Syrian forces bombard Damascus suburbs after rebels say gas attack kills hundreds

Syrian forces bombard Damascus suburbs after rebels say gas attack kills hundreds

BEIRUT/AMMAN - Syrian President Bashar al-Assad's forces bombarded rebel-held suburbs of Damascus on Thursday, activists said, keeping up pressure on the besieged region a day after the opposition accused the army of gassing hundreds in a chemical weapons attack.

With Wednesday's death toll estimated between 500 and 1,300, what would be the world's most lethal chemical weapons attack since the 1980s prompted an emergency meeting of the UN Security Council in New York.

Opposition activists said men, women and children were killed as they slept.

The council did not explicitly demand a UN investigation of the incident, although it said "clarity" was needed and welcomed UN chief Ban Ki-moon's calls for a prompt investigation by the UN inspection team in Syria, led by Ake Sellstrom.

An earlier Western-drafted statement submitted to the council, seen by Reuters, was not approved.
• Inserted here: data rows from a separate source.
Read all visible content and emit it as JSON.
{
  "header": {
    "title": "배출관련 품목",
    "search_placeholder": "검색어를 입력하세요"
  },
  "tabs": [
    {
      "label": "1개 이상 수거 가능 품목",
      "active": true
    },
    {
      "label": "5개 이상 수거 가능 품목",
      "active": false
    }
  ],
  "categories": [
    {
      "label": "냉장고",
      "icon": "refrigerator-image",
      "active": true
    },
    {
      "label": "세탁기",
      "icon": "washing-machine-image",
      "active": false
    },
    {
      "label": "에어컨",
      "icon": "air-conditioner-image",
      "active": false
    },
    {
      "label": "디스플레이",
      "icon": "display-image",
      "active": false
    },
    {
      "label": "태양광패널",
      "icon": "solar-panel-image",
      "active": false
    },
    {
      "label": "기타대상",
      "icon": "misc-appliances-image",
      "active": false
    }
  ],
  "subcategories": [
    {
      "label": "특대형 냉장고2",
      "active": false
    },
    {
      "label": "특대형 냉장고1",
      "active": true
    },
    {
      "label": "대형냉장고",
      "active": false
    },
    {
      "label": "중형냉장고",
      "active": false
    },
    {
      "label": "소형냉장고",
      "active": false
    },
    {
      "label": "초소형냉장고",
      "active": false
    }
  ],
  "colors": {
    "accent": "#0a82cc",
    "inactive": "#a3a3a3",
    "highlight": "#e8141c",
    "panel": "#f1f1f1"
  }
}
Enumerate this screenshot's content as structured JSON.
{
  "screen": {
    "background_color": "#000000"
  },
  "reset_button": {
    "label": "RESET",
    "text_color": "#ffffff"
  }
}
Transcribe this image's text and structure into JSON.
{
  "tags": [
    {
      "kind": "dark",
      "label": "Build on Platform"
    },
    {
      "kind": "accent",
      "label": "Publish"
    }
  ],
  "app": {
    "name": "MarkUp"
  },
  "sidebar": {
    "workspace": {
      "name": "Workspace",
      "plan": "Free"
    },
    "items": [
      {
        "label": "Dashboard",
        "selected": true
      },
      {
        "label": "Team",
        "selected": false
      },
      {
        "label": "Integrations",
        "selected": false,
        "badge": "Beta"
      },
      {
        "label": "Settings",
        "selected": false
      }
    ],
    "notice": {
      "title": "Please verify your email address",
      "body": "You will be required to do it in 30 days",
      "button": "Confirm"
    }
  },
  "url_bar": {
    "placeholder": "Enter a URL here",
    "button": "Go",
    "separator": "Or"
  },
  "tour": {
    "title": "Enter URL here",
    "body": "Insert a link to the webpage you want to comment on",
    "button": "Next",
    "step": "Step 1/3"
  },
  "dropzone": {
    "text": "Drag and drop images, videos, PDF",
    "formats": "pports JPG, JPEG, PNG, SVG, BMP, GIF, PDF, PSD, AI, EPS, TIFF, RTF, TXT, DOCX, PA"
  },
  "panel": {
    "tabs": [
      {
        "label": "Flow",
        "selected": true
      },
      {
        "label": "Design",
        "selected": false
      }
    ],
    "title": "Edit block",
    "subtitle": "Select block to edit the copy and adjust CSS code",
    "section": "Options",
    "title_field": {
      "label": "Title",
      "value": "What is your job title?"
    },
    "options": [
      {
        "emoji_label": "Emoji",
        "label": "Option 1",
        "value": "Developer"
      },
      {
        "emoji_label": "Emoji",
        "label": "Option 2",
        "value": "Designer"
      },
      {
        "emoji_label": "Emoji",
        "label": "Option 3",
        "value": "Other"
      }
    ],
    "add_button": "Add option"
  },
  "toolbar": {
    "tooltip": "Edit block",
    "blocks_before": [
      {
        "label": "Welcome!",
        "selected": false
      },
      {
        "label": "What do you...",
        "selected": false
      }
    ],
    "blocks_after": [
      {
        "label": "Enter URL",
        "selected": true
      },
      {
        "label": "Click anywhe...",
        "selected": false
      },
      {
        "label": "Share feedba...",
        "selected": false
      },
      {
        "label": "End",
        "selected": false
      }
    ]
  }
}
The final version of the statement was watered down to accommodate objections from Russia and China, diplomats said. Moscow and Beijing have vetoed previous Western efforts to impose UN penalties on Assad.

The Syrian opposition said President Bashar al-Assad's forces fired rockets that released deadly fumes over rebel-held eastern Damascus suburbs, which are part of what is known as the Ghouta. The area is an expanse of old farmland dotted with large built up areas inhabited mostly by members of Syria's Sunni Muslim majority that have been at the forefront of the uprising against Assad's Alawite rule.

Assad's Shi'ite backer Iran said the Syrian government could not have been behind the possible chemical weapon attack as Assad had the upper hand in the fighting.

A report by the opposition al-Sham Research Centre said the use of chemical weapons on a scale unseen since their use was first reported last year is "a message" from Assad to Turkey and the Arab Sunni backers of the revolt.

They appeared to have increased their support for the armed opposition, and the attack showed that Assad was not afraid of escalating the conflict, unleashing a new wave or refugees and destabilising the region, the centre said.

In Ghouta on Thursday, rockets fired from multiple launchers and heavy mortar rounds hit the neighbourhoods of Jobar and Zamalka, which are on the eastern outskirts of the capital, the activists said.

Rockets also hit the nearby district of Qaboun to the north, where rebel fighters have repelled attempts by loyalist forces to overrun the area, and the Yarmouk Palestinian refugee camp area to the south, the activists added.

Speaking from Ghouta, activist Khaled Amer said explosions from rockets hitting Zamalka were being heard. In Jobar, a Damascus neighbourhood only 3 km (2 miles) from the historic centre of the ancient capital, explosions were heard at an army fortification and another compound housing tanks, apparently from a rebel attack on the facilities.

Fadi al-Shami of the Tarhrir al-Sham Brigade, which operates in the eastern Ghouta region, said scattered fighting was taking place along the Jobar-Zamalka axis and that opposition forces have moved closer to loyalist lines, partly to be in safer positions in case of another chemical attack.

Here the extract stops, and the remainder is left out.